Un voisin ou le syndic peut contester votre activité si elle contrevient à ce document. Mieux vaut le vérifier en amont que de devoir stopper en cours de route.
Les règles spécifiques à certaines communes
Dans les grandes villes et les zones touristiques tendues, des réglementations locales s’ajoutent au cadre national. Certaines municipalités imposent une autorisation de changement d’usage, même pour une chambre chez soi. D’autres fixent un plafond de nuitées plus bas que la limite nationale. Renseignez-vous directement auprès du service urbanisme de votre mairie.

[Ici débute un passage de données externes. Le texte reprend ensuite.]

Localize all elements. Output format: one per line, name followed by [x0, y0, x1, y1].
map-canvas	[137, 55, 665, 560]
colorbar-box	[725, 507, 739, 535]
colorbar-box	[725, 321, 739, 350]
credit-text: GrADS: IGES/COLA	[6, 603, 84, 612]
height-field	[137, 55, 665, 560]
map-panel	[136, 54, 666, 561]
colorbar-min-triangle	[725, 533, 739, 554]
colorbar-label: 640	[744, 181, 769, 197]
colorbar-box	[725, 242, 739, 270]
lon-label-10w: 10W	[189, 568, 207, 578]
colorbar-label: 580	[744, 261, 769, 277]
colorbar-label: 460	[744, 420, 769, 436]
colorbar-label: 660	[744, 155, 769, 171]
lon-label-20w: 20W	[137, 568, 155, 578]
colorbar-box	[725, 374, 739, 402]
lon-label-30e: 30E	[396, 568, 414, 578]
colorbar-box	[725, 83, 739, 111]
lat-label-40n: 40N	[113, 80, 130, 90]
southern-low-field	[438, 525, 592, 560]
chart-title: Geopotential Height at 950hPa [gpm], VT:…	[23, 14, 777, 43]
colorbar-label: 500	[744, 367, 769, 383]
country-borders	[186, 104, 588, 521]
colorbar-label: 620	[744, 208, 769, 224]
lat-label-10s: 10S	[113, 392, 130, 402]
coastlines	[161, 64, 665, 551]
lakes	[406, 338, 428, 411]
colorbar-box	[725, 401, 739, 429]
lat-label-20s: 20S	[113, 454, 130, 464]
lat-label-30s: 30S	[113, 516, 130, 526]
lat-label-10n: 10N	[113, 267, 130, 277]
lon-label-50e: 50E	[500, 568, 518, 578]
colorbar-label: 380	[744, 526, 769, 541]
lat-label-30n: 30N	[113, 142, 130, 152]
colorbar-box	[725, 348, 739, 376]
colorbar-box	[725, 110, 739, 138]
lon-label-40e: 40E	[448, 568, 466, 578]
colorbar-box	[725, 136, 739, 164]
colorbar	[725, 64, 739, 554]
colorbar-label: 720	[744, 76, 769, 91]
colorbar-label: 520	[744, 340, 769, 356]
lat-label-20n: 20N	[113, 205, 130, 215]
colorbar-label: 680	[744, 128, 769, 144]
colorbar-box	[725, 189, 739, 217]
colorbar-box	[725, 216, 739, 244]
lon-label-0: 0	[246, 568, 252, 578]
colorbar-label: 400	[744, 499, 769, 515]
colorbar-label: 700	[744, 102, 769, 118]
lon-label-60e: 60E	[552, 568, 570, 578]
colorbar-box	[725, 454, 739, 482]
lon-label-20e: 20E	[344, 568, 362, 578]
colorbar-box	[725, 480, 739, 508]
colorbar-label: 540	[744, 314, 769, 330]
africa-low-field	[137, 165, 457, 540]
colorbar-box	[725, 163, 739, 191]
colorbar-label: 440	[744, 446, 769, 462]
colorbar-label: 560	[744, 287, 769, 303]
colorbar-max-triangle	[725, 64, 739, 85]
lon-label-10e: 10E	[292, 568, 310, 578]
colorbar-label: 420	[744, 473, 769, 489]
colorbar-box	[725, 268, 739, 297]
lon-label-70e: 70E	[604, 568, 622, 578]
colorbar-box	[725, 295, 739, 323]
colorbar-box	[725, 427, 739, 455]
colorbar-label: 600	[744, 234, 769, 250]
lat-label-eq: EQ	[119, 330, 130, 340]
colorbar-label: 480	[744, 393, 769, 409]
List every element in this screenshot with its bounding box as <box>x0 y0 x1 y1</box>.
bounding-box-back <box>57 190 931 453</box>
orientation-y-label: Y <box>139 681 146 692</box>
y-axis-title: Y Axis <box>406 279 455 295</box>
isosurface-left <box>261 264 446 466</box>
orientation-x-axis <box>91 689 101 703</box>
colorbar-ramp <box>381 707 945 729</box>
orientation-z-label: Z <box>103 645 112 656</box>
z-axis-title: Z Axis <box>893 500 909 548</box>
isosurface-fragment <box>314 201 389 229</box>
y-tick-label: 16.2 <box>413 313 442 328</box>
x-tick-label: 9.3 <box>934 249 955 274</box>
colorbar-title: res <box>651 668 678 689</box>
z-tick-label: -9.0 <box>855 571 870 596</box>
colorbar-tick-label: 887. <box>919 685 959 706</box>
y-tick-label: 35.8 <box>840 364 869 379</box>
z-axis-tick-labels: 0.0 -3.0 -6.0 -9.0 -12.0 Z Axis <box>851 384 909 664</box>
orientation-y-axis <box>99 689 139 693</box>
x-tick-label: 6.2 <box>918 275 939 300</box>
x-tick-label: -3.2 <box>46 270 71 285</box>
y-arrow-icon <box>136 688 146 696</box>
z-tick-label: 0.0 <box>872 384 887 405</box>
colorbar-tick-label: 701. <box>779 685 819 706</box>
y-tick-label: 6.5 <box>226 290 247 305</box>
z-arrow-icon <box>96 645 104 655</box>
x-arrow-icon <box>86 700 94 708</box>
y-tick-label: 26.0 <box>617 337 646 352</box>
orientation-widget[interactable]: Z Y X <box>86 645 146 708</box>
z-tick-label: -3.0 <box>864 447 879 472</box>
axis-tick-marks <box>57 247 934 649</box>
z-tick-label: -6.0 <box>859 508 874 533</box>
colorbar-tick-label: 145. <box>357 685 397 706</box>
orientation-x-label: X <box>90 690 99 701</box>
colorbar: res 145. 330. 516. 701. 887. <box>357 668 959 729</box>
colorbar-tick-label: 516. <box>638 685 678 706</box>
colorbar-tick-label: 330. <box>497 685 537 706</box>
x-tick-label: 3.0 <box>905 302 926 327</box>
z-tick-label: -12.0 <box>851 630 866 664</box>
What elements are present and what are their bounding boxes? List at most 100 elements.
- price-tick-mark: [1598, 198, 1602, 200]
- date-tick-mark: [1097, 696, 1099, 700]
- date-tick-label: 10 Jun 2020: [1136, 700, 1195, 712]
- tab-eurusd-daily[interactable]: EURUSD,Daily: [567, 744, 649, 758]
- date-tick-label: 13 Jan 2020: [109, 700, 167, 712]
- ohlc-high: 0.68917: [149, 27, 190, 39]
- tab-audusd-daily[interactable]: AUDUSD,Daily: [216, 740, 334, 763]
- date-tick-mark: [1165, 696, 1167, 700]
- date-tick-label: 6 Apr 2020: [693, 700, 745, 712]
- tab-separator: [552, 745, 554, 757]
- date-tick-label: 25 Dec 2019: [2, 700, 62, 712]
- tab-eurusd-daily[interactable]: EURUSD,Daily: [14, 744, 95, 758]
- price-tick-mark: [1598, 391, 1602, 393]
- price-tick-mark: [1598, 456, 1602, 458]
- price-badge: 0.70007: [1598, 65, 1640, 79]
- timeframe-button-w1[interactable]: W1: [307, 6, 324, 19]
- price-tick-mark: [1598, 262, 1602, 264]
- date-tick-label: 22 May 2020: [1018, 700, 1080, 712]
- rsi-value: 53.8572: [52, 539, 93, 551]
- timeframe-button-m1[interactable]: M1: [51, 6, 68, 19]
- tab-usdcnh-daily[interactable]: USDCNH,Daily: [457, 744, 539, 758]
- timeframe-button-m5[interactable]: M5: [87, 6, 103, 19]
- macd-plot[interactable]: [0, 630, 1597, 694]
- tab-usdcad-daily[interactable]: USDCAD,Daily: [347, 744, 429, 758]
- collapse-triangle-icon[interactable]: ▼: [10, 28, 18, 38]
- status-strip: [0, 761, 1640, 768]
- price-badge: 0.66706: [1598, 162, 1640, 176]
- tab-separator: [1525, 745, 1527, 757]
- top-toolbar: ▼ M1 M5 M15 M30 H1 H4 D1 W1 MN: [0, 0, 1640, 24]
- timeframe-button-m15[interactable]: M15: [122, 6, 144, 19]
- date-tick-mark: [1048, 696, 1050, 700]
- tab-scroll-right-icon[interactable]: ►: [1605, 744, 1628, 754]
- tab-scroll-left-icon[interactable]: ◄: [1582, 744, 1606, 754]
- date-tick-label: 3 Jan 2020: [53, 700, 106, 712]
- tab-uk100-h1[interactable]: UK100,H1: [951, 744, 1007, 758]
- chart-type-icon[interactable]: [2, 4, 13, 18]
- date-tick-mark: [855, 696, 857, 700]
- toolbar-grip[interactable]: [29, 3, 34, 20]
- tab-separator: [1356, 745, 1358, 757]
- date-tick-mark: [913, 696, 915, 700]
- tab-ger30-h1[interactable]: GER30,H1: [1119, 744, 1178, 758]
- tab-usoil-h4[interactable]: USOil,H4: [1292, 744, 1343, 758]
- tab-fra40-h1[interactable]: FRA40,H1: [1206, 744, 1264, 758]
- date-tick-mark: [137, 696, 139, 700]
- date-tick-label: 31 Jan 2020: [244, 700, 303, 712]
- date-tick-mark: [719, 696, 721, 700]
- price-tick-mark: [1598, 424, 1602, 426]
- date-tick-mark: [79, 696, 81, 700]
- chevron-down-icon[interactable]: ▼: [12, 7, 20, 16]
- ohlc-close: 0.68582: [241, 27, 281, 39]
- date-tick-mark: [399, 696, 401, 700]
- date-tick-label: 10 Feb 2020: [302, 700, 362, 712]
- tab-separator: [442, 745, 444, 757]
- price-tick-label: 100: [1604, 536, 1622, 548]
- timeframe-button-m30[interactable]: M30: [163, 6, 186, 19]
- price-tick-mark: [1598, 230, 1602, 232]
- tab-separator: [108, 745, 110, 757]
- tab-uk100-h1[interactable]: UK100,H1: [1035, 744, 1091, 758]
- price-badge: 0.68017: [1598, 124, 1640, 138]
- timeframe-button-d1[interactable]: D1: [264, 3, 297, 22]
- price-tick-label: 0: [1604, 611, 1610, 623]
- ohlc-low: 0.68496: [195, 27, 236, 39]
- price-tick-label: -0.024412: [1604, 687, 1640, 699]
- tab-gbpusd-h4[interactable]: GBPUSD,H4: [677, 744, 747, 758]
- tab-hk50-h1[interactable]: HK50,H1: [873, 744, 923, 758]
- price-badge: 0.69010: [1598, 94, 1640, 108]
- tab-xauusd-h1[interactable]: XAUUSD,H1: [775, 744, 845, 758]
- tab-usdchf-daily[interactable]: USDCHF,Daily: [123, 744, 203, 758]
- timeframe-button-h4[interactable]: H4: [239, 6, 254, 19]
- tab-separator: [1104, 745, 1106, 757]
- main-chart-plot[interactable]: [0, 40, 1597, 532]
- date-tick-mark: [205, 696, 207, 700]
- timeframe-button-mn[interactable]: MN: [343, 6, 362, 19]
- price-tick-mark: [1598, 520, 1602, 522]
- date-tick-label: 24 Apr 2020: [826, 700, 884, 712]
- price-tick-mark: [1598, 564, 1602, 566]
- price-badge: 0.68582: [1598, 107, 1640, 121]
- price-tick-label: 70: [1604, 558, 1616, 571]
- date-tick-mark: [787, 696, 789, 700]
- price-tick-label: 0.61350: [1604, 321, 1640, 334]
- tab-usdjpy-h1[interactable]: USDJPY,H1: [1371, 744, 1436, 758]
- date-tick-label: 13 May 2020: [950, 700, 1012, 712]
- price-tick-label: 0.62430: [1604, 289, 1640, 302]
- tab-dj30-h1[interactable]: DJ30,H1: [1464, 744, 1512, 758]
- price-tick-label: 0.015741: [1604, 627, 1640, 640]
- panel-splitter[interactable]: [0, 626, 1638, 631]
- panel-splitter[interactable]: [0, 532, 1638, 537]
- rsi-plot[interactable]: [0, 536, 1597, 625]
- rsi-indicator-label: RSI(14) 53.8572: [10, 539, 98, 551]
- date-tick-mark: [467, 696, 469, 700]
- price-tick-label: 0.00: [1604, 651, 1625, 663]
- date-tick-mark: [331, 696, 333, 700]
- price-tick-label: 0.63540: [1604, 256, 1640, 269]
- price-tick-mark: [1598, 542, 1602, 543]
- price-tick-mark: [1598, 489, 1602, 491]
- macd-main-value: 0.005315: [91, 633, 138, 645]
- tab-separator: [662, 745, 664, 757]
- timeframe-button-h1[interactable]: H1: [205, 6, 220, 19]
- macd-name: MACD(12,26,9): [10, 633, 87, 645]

Fiscalité de la location meublée occasionnelle d’une chambre
Les revenus tirés de la location d’une chambre à un touriste sont imposables. Vous relevez du régime des bénéfices industriels et commerciaux (BIC), comme tout loueur en meublé.
Le régime micro-BIC s’applique si vos recettes restent sous un certain seuil annuel. Vous bénéficiez alors d’un abattement forfaitaire sur vos revenus locatifs, ce qui simplifie la déclaration. Au-delà du seuil, le régime réel s’impose : vous déduisez vos charges réelles (entretien, linge, énergie) de vos recettes.
Un cas particulier mérite attention. Quand le loyer que vous percevez reste modeste, l’exonération d’impôt est possible pour la location d’une chambre meublée dans votre résidence principale, à condition que le prix reste dans des limites raisonnables fixées chaque année par l’administration fiscale. Vérifiez sur le site impots.gouv.fr si votre tarif par nuit vous place sous ce plafond.
Locataire et location touristique : un cas très encadré
Vous n’êtes pas propriétaire mais locataire de votre logement ? La situation change radicalement. La sous-location touristique exige l’accord écrit de votre bailleur. Sans cet accord, la pratique est interdite, et les conséquences peuvent aller jusqu’à la résiliation du bail.
Même avec l’accord du propriétaire, le loyer que vous facturez au touriste ne peut pas dépasser le montant du loyer que vous payez vous-même, au prorata de la surface louée. Cette règle est stricte et régulièrement rappelée par la jurisprudence.
- Obtenez l’autorisation écrite de votre bailleur avant toute mise en location, en précisant la nature touristique de l’hébergement.
- Respectez le plafond de loyer applicable à la sous-location.
- Vérifiez si votre bail contient une clause interdisant explicitement la sous-location, même partielle.
Assurance habitation : prévenir plutôt que découvrir trop tard
Votre assurance habitation standard ne couvre pas automatiquement l’accueil de voyageurs payants. Si un touriste provoque un dégât des eaux ou se blesse dans votre logement, votre contrat classique pourrait ne pas jouer.
Contactez votre assureur avant de publier votre annonce. Certaines compagnies proposent une extension de garantie pour la location saisonnière occasionnelle. D’autres exigent un contrat spécifique. Déclarer l’activité à votre assureur protège votre couverture en cas de sinistre, et le coût de l’extension reste généralement modeste par rapport au risque financier d’un incident non couvert.
Louer une chambre chez soi à un touriste de passage reste une pratique accessible, à condition de ne pas sauter les étapes administratives. L’enregistrement en mairie, la vérification du règlement de copropriété, la déclaration fiscale et l’ajustement de votre assurance forment un socle que chaque loueur, même occasionnel, doit poser avant d’accueillir son premier voyageur.